Person-Centered Care: 5 Basics of Communication in the Early Stages of Dementia

In the beginning, caregivers have a fairly easy time communicating with the person in their care living with dementia. Yes, there are hiccups and challenges in the early stages of Alzheimer’s and other dementias but there is also a lot of lucid communication happening/possible too. Caregivers are usually unpaid family members who know the person quite well in this phase. The rough-going is mostly in the middle stages. Use this time – when the person living with dementia has the greatest mental capacity for communication they will ever have again – to hone your approach and skills in communication as a caregiver.

Based on my professional and personal experience, the following concepts are essential to developing the skills and tools you will need to communicate effectively and peacefully with the person in your care.

  1. FACT: With dementia, at least two parts of the brain are dying.
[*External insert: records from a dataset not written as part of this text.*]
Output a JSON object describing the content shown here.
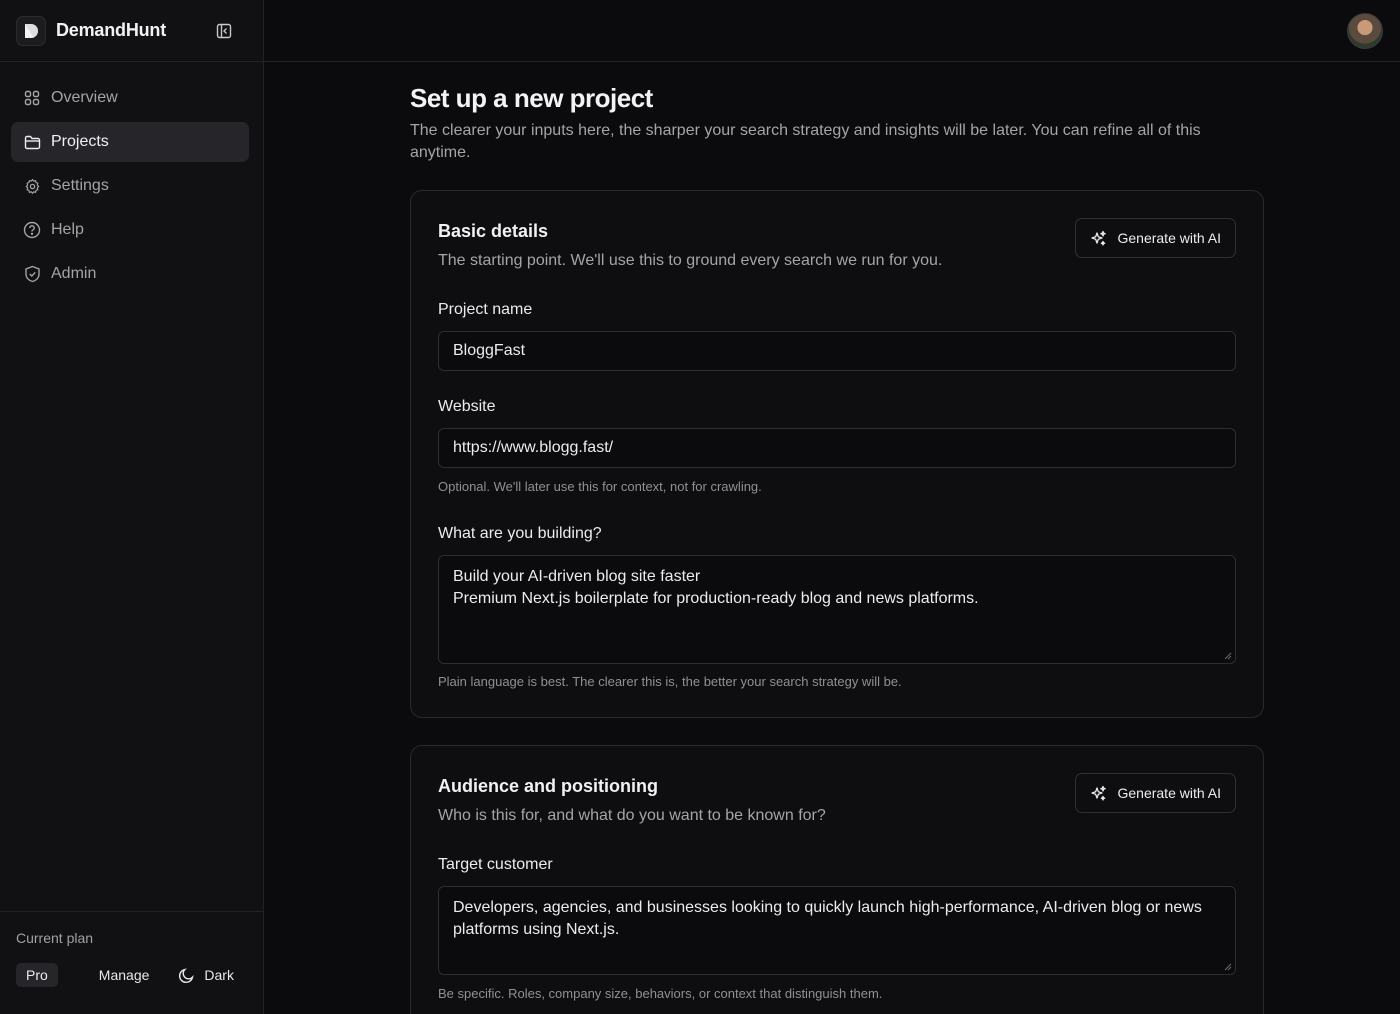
{
  "sidebar": {
    "brand": "DemandHunt",
    "items": [
      {
        "label": "Overview",
        "icon": "grid-icon"
      },
      {
        "label": "Projects",
        "icon": "folder-icon",
        "active": true
      },
      {
        "label": "Settings",
        "icon": "gear-icon"
      },
      {
        "label": "Help",
        "icon": "help-circle-icon"
      },
      {
        "label": "Admin",
        "icon": "shield-icon"
      }
    ],
    "plan": {
      "label": "Current plan",
      "badge": "Pro",
      "manage": "Manage",
      "theme": "Dark"
    }
  },
  "page": {
    "title": "Set up a new project",
    "subtitle": "The clearer your inputs here, the sharper your search strategy and insights will be later. You can refine all of this anytime."
  },
  "basic": {
    "title": "Basic details",
    "subtitle": "The starting point. We'll use this to ground every search we run for you.",
    "ai_button": "Generate with AI",
    "project_name": {
      "label": "Project name",
      "value": "BloggFast"
    },
    "website": {
      "label": "Website",
      "value": "https://www.blogg.fast/",
      "hint": "Optional. We'll later use this for context, not for crawling."
    },
    "building": {
      "label": "What are you building?",
      "line1": "Build your AI-driven blog site faster",
      "line2": "Premium Next.js boilerplate for production-ready blog and news platforms.",
      "hint": "Plain language is best. The clearer this is, the better your search strategy will be."
    }
  },
  "audience": {
    "title": "Audience and positioning",
    "subtitle": "Who is this for, and what do you want to be known for?",
    "ai_button": "Generate with AI",
    "target": {
      "label": "Target customer",
      "value": "Developers, agencies, and businesses looking to quickly launch high-performance, AI-driven blog or news platforms using Next.js.",
      "hint": "Be specific. Roles, company size, behaviors, or context that distinguish them."
    }
  }
}
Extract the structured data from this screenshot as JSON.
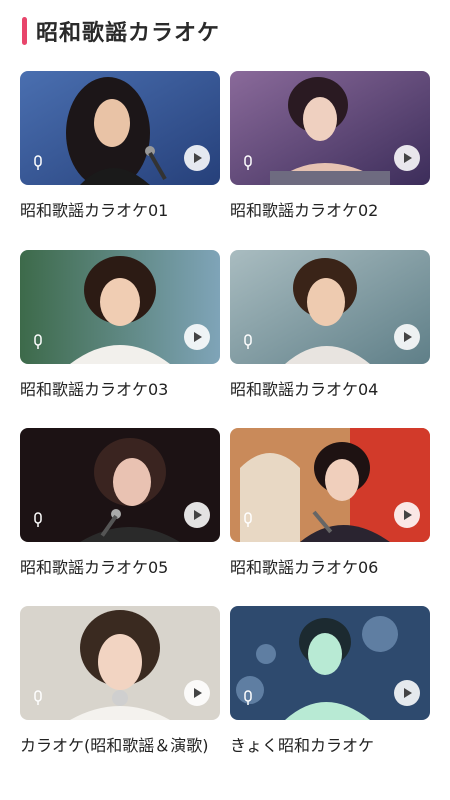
{
  "header": {
    "title": "昭和歌謡カラオケ",
    "accent": "#e8456b"
  },
  "cards": [
    {
      "title": "昭和歌謡カラオケ01",
      "icon": "play-icon"
    },
    {
      "title": "昭和歌謡カラオケ02",
      "icon": "play-icon"
    },
    {
      "title": "昭和歌謡カラオケ03",
      "icon": "play-icon"
    },
    {
      "title": "昭和歌謡カラオケ04",
      "icon": "play-icon"
    },
    {
      "title": "昭和歌謡カラオケ05",
      "icon": "play-icon"
    },
    {
      "title": "昭和歌謡カラオケ06",
      "icon": "play-icon"
    },
    {
      "title": "カラオケ(昭和歌謡＆演歌)",
      "icon": "play-icon"
    },
    {
      "title": "きょく昭和カラオケ",
      "icon": "play-icon"
    }
  ]
}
No matter which of the 70+ diseases that cause a specific individual’s dementia, no matter how the brain changes associated with that disease manifest in your unique person, all share this fact in common.The changes you see today began ten years ago. All those annoying and unexplained behaviors, different from the person you used to know before, were/are the disease creeping up on the one you love, neuron by neuron. TAKEAWAY: The only aspect of this disease within your control is your own behavior. As the one with healthy cognitive function, it falls on the caregiver to be attentive to what they themselves are doing to either foster or foul effective communications with the person in their care and make adjustments real-time. Similarly, what other factors may be causing communication breakdowns? Is there too much environmental stimuli? Is the person tired, hungry or thirsty? Is the person in physical discomfort? Make note of influencing variables and alter those within your control before attempting to re-start the conversation or activity.
  2. FACT: Dementia does not attack someone’s person-hood. Even after caregivers attend to a person’s basic physical safety and comfort, people living with dementia need more to be whole. All humans need to experience a sense of connection with and worth in their community to enjoy maximum well-being. A sense of connection is a combination of feeling welcome, understood and valued. With dementia, the sense of connection will become more important even though the ability to verbally express that need will deteriorate. TAKEAWAY: Now is the time to practice validation strategies. Validation strategies support a sense of connection by partnering with the person in your care rather than trying to get them to join your reality. So instead of correcting them, learn to understand how they see the world. The changes caused by dementia erode a person’s own sense of physical and emotional safety. Their sense of security is now tied to whether they feel understood by you.
  3. FACT: It’s not a hearing problem. It’s a processing problem. Seniors in general, and those with dementia in particular, process information more slowly and need more time to interpret what you said and to get their response together before sharing. TAKEAWAY: Don’t raise your volume, slow your pace. Pause between sentences. Allow the person time to respond. The meaning of some words may become elusive. Simplify your vocabulary unless using words long familiar to the person through vocation, hobby or family history.
  4. FACT: Dementia increasingly constricts a person’s peripheral vision. With dementia a person will lose peripheral vision more so than a typical senior but this condition will persist so that progressively, the person’s vision will be as if looking through first a scuba mask, then binoculars and eventually a monocle. TAKEAWAY: Start now to practice how you will approach the person in the center of their field of vision. Having confirmed you have eye contact, speak clearly and make sure your mouth is in clear view when you talk.
  5. FACT: As language skills decline, reliance on non-verbal communication will increase.  This works in both directions. The non-verbal aspects of communication have always been more important, in terms of interpreting meaning, than what one actually says. In the early stages of dementia, a person still has a fairly good vocabulary and conversation skills. But now is a good time to begin thinking about the roles that body language, facial expression, lip movement, gesture, tone, volume, speed and inflection play in communication. TAKEAWAY: Start to practice how you will incorporate multi-modal communication cues into your daily interactions.

Person-centered care is a philosophy that has, rightly, gained a lot of traction in the aging services and dementia care communities. The basic thesis is that the person living with dementia retains their identity even though they may be different from before. To honor and respect their personhood and protect their dignity, caregivers must learn to meet the person in their care where they are and to work with the skills their person still has. This approach is essential to protecting quality of life and well-being for both the person and their caregivers. The 5 basic concepts for effective communications with those in the early stages of dementia rest on the concept of person-centered care and can help you to foster and promote joyful exchanges and peaceful relationships with your loved one.